Isaías dice: «La Palabra de nuestro Dios permanece para siempre» (40,8). Por la Palabra creó el mundo (Gn 1,3ss). Por la Palabra fue formando constantemente a su pueblo en una grandiosa historia de salvación (profetas). El Verbo de Dios, en persona, ha venido a nosotros. Ha entrado en el tiempo. Dios ha pronunciado su Palabra eterna de un modo humano; su «Verbo se hizo carne y habitó entre nosotros» Un 1,14). Y ésta es la buena noticia.

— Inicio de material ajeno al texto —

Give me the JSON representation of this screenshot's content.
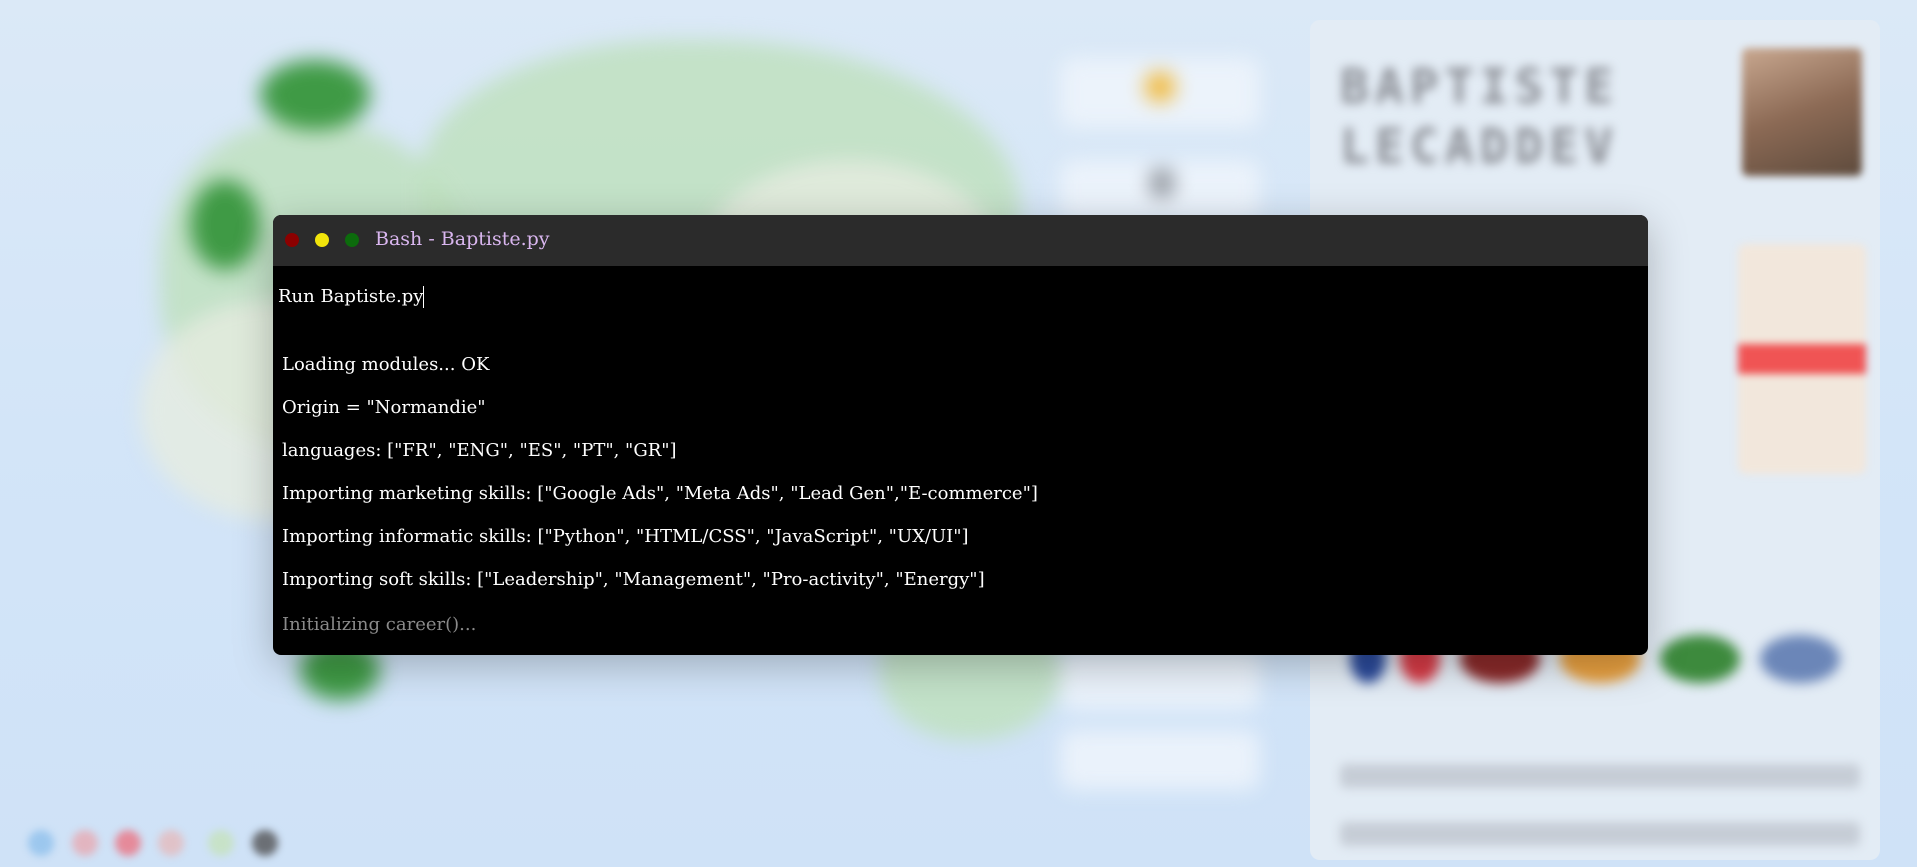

El hombre, hecho a imagen y semejanza de Dios, sigue siendo continuamente recreado por la Palabra de Dios después de que él mismo ha sido creado precisamente «por medio» de Ella. «Vino a su casa», «vino a los suyos». Recibir el Verbo quiere decir dejarse formar por él. Al hombre le hace la Palabra, la de la madre, el amigo, el maestro, el esposo. La palabra es decirse, conferir el ser, darse. Hablar es siempre una oferta de la intimidad del ser. Es hacerse presente, alojarse en el otro.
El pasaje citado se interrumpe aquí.